Pomo Indians were native to this area and lived near the mouth of Big River. The earliest known European references to the area were by the Spanish in their plate galleons who sailed from Manilla bound for Spain by way of Acapulco.
In 1850, the square-rigged, two-masted cargo ship, Frolic, ran aground on the rocks about three miles north of Mendocino near where Point Cabrillo Lighthouse now stands. The ship was a China opium trader bound from China to the Gold Rush boomtown of San Francisco. It was loaded with a valuable cargo of Chinese trade goods since it was the “off season” for the opium trade.

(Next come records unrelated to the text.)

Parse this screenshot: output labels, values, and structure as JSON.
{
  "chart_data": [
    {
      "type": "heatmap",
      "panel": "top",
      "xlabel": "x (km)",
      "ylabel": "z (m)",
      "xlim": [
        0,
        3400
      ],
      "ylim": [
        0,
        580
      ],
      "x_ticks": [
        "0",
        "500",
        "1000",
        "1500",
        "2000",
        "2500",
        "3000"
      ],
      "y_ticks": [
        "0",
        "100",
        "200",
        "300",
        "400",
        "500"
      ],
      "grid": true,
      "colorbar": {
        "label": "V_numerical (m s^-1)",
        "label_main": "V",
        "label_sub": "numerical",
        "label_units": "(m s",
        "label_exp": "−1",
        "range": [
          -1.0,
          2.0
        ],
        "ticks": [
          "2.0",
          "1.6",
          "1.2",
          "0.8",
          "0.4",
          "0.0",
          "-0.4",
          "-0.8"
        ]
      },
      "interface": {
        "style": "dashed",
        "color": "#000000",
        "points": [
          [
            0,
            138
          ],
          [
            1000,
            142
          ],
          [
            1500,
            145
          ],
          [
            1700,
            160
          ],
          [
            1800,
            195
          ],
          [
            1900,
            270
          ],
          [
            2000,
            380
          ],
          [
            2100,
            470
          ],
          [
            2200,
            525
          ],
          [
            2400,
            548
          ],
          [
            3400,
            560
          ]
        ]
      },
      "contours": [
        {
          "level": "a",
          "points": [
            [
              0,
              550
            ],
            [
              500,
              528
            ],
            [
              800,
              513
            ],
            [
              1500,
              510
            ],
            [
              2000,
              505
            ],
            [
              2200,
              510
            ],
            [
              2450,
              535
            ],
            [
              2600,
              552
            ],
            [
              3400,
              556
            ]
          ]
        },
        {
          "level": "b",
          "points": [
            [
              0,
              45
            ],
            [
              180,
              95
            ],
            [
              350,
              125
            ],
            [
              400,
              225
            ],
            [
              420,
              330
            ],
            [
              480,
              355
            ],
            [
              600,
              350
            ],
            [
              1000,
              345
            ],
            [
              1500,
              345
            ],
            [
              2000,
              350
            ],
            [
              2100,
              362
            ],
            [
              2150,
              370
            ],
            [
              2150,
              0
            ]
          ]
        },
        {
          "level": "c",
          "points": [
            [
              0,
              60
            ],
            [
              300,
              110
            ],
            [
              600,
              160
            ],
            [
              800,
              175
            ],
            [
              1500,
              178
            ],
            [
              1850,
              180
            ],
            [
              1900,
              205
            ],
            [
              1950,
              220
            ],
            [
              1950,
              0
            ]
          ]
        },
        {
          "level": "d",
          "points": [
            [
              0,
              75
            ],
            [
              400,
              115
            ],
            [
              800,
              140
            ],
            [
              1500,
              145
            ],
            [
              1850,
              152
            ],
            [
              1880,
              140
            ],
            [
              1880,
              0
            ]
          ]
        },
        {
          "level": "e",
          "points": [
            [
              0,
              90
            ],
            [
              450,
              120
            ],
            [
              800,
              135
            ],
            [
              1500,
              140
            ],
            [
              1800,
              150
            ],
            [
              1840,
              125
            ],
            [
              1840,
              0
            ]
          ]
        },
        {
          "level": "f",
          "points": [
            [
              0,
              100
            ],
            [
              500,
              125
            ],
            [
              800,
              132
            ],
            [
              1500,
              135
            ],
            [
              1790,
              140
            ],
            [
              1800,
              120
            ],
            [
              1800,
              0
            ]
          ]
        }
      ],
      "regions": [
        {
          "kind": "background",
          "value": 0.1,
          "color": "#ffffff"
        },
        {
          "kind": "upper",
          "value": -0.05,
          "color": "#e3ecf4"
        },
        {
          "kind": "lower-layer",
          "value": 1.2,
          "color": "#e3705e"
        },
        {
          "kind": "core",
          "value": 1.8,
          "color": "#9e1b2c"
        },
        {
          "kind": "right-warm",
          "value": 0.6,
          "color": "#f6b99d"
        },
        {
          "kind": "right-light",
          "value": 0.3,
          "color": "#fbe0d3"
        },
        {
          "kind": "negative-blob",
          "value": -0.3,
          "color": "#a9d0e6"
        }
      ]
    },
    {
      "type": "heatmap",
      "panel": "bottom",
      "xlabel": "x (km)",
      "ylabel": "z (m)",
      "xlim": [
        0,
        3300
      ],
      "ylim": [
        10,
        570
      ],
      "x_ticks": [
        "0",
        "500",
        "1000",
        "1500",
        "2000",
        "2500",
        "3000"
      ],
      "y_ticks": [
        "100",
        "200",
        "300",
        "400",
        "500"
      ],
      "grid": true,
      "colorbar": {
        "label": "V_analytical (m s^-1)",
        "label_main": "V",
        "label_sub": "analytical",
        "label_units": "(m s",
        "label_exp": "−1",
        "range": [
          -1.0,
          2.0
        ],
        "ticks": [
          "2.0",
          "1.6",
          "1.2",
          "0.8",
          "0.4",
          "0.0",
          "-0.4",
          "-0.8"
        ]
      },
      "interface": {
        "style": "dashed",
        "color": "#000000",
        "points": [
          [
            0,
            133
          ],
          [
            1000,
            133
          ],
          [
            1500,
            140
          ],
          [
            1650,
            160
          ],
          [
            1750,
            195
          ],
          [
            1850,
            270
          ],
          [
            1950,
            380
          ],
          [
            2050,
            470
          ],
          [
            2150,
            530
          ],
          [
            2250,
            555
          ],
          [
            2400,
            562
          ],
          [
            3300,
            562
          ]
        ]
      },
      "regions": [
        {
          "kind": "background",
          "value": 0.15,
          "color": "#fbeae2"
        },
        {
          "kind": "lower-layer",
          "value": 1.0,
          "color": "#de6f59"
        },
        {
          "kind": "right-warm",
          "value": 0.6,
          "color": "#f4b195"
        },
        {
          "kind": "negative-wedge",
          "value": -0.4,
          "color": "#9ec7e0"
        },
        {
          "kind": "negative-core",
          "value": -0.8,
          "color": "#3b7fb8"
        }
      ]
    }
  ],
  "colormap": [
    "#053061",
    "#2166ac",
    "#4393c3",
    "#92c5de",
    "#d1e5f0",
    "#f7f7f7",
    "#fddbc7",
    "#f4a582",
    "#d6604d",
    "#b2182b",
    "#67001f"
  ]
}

Word of the shipwreck reached San Francisco by way of the ship’s survivors and Jerome B. Ford, co-owner of a sawmill in Bodega Bay, traveled north to salvage what he could of the cargo. He found that the Pomo Indians had already made off with, and were using, much of the silk, china and other goods.

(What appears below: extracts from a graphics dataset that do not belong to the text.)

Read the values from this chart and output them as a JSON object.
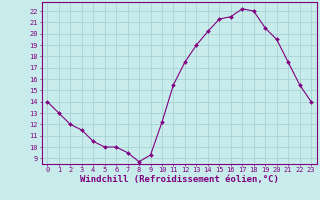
{
  "x": [
    0,
    1,
    2,
    3,
    4,
    5,
    6,
    7,
    8,
    9,
    10,
    11,
    12,
    13,
    14,
    15,
    16,
    17,
    18,
    19,
    20,
    21,
    22,
    23
  ],
  "y": [
    14,
    13,
    12,
    11.5,
    10.5,
    10,
    10,
    9.5,
    8.7,
    9.3,
    12.2,
    15.5,
    17.5,
    19,
    20.2,
    21.3,
    21.5,
    22.2,
    22.0,
    20.5,
    19.5,
    17.5,
    15.5,
    14
  ],
  "line_color": "#800080",
  "marker": "D",
  "marker_size": 2,
  "bg_color": "#c8ecec",
  "grid_color": "#a8d4d4",
  "xlabel": "Windchill (Refroidissement éolien,°C)",
  "xlabel_color": "#800080",
  "ylabel_ticks": [
    9,
    10,
    11,
    12,
    13,
    14,
    15,
    16,
    17,
    18,
    19,
    20,
    21,
    22
  ],
  "ylim": [
    8.5,
    22.8
  ],
  "xlim": [
    -0.5,
    23.5
  ],
  "xticks": [
    0,
    1,
    2,
    3,
    4,
    5,
    6,
    7,
    8,
    9,
    10,
    11,
    12,
    13,
    14,
    15,
    16,
    17,
    18,
    19,
    20,
    21,
    22,
    23
  ],
  "tick_color": "#800080",
  "tick_fontsize": 5.0,
  "xlabel_fontsize": 6.5,
  "axis_line_color": "#800080",
  "linewidth": 0.8
}
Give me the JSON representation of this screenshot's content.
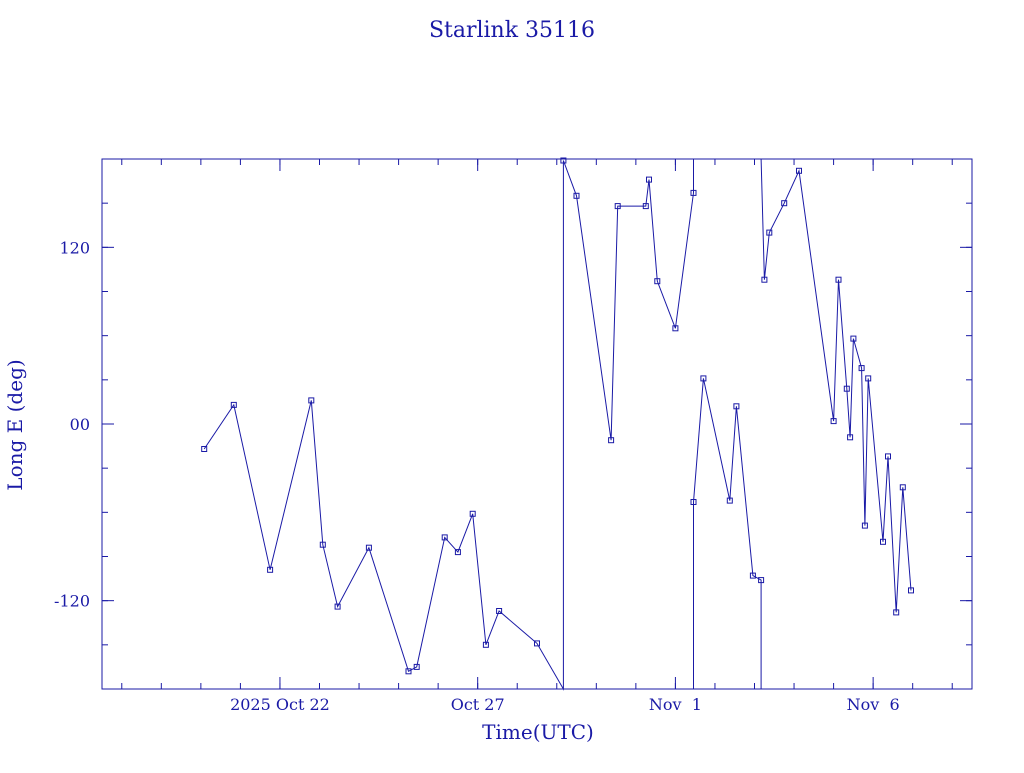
{
  "colors": {
    "ink": "#1a1aa6",
    "background": "#ffffff"
  },
  "chart_data": {
    "type": "line",
    "title": "Starlink 35116",
    "xlabel": "Time(UTC)",
    "ylabel": "Long E (deg)",
    "xlim": [
      "2025-10-17T12:00",
      "2025-11-08T12:00"
    ],
    "ylim": [
      -180,
      180
    ],
    "grid": false,
    "marker": "square",
    "x_tick_labels": [
      {
        "at": "2025-10-22T00:00",
        "label": "2025 Oct 22"
      },
      {
        "at": "2025-10-27T00:00",
        "label": "Oct 27"
      },
      {
        "at": "2025-11-01T00:00",
        "label": "Nov  1"
      },
      {
        "at": "2025-11-06T00:00",
        "label": "Nov  6"
      }
    ],
    "y_tick_labels": [
      {
        "at": 120,
        "label": "120"
      },
      {
        "at": 0,
        "label": "00"
      },
      {
        "at": -120,
        "label": "-120"
      }
    ],
    "x_minor_ticks": [
      "2025-10-18T00:00",
      "2025-10-19T00:00",
      "2025-10-20T00:00",
      "2025-10-21T00:00",
      "2025-10-22T00:00",
      "2025-10-23T00:00",
      "2025-10-24T00:00",
      "2025-10-25T00:00",
      "2025-10-26T00:00",
      "2025-10-27T00:00",
      "2025-10-28T00:00",
      "2025-10-29T00:00",
      "2025-10-30T00:00",
      "2025-10-31T00:00",
      "2025-11-01T00:00",
      "2025-11-02T00:00",
      "2025-11-03T00:00",
      "2025-11-04T00:00",
      "2025-11-05T00:00",
      "2025-11-06T00:00",
      "2025-11-07T00:00",
      "2025-11-08T00:00"
    ],
    "y_minor_ticks": [
      -150,
      -120,
      -90,
      -60,
      -30,
      0,
      30,
      60,
      90,
      120,
      150
    ],
    "points": [
      [
        "2025-10-20T02:00",
        -17,
        true
      ],
      [
        "2025-10-20T20:00",
        13,
        true
      ],
      [
        "2025-10-21T18:00",
        -99,
        true
      ],
      [
        "2025-10-22T19:00",
        16,
        true
      ],
      [
        "2025-10-23T02:00",
        -82,
        true
      ],
      [
        "2025-10-23T11:00",
        -124,
        true
      ],
      [
        "2025-10-24T06:00",
        -84,
        true
      ],
      [
        "2025-10-25T06:00",
        -168,
        true
      ],
      [
        "2025-10-25T11:00",
        -165,
        true
      ],
      [
        "2025-10-26T04:00",
        -77,
        true
      ],
      [
        "2025-10-26T12:00",
        -87,
        true
      ],
      [
        "2025-10-26T21:00",
        -61,
        true
      ],
      [
        "2025-10-27T05:00",
        -150,
        true
      ],
      [
        "2025-10-27T13:00",
        -127,
        true
      ],
      [
        "2025-10-28T12:00",
        -149,
        true
      ],
      [
        "2025-10-29T04:00",
        -180,
        false
      ],
      [
        "2025-10-29T04:00",
        179,
        true
      ],
      [
        "2025-10-29T12:00",
        155,
        true
      ],
      [
        "2025-10-30T09:00",
        -11,
        true
      ],
      [
        "2025-10-30T13:00",
        148,
        true
      ],
      [
        "2025-10-31T06:00",
        148,
        true
      ],
      [
        "2025-10-31T08:00",
        166,
        true
      ],
      [
        "2025-10-31T13:00",
        97,
        true
      ],
      [
        "2025-11-01T00:00",
        65,
        true
      ],
      [
        "2025-11-01T11:00",
        157,
        true
      ],
      [
        "2025-11-01T11:00",
        180,
        false
      ],
      [
        "2025-11-01T11:00",
        -180,
        false
      ],
      [
        "2025-11-01T11:00",
        -53,
        true
      ],
      [
        "2025-11-01T17:00",
        31,
        true
      ],
      [
        "2025-11-02T09:00",
        -52,
        true
      ],
      [
        "2025-11-02T13:00",
        12,
        true
      ],
      [
        "2025-11-02T23:00",
        -103,
        true
      ],
      [
        "2025-11-03T04:00",
        -106,
        true
      ],
      [
        "2025-11-03T04:00",
        -180,
        false
      ],
      [
        "2025-11-03T04:00",
        180,
        false
      ],
      [
        "2025-11-03T06:00",
        98,
        true
      ],
      [
        "2025-11-03T09:00",
        130,
        true
      ],
      [
        "2025-11-03T18:00",
        150,
        true
      ],
      [
        "2025-11-04T03:00",
        172,
        true
      ],
      [
        "2025-11-05T00:00",
        2,
        true
      ],
      [
        "2025-11-05T03:00",
        98,
        true
      ],
      [
        "2025-11-05T08:00",
        24,
        true
      ],
      [
        "2025-11-05T10:00",
        -9,
        true
      ],
      [
        "2025-11-05T12:00",
        58,
        true
      ],
      [
        "2025-11-05T17:00",
        38,
        true
      ],
      [
        "2025-11-05T19:00",
        -69,
        true
      ],
      [
        "2025-11-05T21:00",
        31,
        true
      ],
      [
        "2025-11-06T06:00",
        -80,
        true
      ],
      [
        "2025-11-06T09:00",
        -22,
        true
      ],
      [
        "2025-11-06T14:00",
        -128,
        true
      ],
      [
        "2025-11-06T18:00",
        -43,
        true
      ],
      [
        "2025-11-06T23:00",
        -113,
        true
      ]
    ]
  }
}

Ford soon realized that even though he had not found the treasure he sought, he had found treasure of another kind—the magnificent Coast Redwood Trees.
On July 19, 1852, five men who—along with Ford—were the founders of the Mendocino Lumber Company arrived from San Francisco with workmen and a prefabricated mill on the brig Ontario. That was the beginning of the town of Mendocino.

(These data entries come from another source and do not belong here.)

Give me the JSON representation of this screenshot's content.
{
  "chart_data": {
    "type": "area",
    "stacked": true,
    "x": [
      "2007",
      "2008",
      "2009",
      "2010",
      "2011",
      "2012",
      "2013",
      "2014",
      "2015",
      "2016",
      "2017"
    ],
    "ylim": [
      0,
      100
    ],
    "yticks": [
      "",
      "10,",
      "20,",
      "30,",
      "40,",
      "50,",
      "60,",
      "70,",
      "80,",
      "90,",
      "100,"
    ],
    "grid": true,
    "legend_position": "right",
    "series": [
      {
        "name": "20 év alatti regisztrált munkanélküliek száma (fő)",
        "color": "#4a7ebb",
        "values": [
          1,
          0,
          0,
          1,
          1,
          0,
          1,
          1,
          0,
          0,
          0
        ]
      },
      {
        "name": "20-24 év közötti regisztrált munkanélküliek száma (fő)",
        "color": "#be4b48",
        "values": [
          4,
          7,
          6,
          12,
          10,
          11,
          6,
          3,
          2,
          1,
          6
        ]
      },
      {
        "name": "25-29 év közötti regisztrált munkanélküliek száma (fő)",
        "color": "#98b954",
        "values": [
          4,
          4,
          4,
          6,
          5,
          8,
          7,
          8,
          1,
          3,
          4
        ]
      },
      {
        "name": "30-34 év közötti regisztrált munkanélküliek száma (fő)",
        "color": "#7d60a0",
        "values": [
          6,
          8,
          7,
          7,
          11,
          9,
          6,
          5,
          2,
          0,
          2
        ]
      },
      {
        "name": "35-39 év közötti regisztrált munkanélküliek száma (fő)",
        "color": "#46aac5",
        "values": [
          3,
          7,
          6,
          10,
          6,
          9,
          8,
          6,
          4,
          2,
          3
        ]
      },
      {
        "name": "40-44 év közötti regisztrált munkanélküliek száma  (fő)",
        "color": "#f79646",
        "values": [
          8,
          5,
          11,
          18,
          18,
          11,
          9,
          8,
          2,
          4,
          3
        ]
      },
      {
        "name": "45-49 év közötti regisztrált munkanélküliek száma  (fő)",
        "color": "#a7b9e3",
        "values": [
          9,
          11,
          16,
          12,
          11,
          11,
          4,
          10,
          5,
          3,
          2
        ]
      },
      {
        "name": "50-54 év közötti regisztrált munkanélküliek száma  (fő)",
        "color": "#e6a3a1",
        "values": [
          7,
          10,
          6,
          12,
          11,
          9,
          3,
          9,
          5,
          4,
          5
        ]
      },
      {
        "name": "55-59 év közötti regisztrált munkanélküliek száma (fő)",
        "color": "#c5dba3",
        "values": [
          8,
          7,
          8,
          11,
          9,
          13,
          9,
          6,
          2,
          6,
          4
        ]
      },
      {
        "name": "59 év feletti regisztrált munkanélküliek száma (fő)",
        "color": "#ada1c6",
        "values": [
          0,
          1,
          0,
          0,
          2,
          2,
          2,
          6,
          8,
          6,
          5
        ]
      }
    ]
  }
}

Thanks to the redwood used in Mendocino’s buildings, many of the structures built in the 1860s and 1870s still stand and are still lived in, so the influence of those early pioneers is still evident today. The buildings were built with care and built to last.
The Hills Brothers
The Hill House Inn and its Spencer’s Lounge are named for Joel Fisher Hills and his younger brother Spencer. Joel Hills was one of the first non-lumbermen to settle here. He came to Mendocino in the mid-1800s—probably in 1853 or 1854. In 1856, he established a store independent of the mill-owned store, and was the first to do so. His business was so successful that he was able to build a larger structure on Main Street, living in the upper story and using the lower story for his store—as was the practice in those days.
After building and operating his two stores, Joel Hills purchased a claim for a large block of property north of Ukiah Street and east of Lansing Street from E.C. Williams. Williams was one of the men who came to Mendocino on the Ontario and who was one of the original owners of the mill. The Hill House Inn is located on part of that property. Hills raised cattle and sold meat in his store. In 1877, Joel Fisher Hills sold out his Mendocino holdings to his brother, Spencer Walcott Hills, and moved to San Diego.
Spencer W. Hills and his wife, Aseneth, came to Mendocino from Union, Maine, in 1859. They purchased a small cottage that had probably been built in 1855 by E.C. Williams. Williams also built several other houses in Mendocino including the Ford House that still stands on Main Street. Hills enlarged the house in 1880 by adding the east wing and a porch across the front. The house still stands just 200 yards south of the Hill House Inn, down the slope and on Little Lake Road. The porch was extended in 1971. The house has been beautifully restored.
In 1878, the Hills’ 20 year-old daughter, Alice, married Joshua Grindle, who was 14 years her senior. Spencer Hills gave them the plot of land to the east of his house, and Joshua Grindle began construction of a home for himself and Alice in 1879. That house, too, still stands. It is now the Joshua Grindle Inn.
The original property, known as the “Hills estate ranch”, consisted of 320 acres. Hills owned and operated the property until his death on July 1, 1909. On August 14, 1909 the Mendocino Beacon ran a notice that the S.W. Hills’ estate was “appraised at from 16 to 18 thousand dollars.” After the death of Aseneth on August 24, 1909, long time Mendocino resident, Robert Law purchased the land and it became a dairy farm. The small, white building that faces the Hill House entrance was once the old horse stable.
After Robert Law’s death, his daughter, Jean Law Grant, (later Rice) sold the property in 1964 to William C. Dill and Erwine H. Miehle who subdivided it. Barbara and Monte Reed, long-time residents of Mendocino, purchased part of the subdivision and built the Hill House Inn in 1978. They owned and operated the Reed Manor of Mendocino until their retirement in 2006.
This essay is by Wilma Tucker of the Kelley House Museum in February 2000.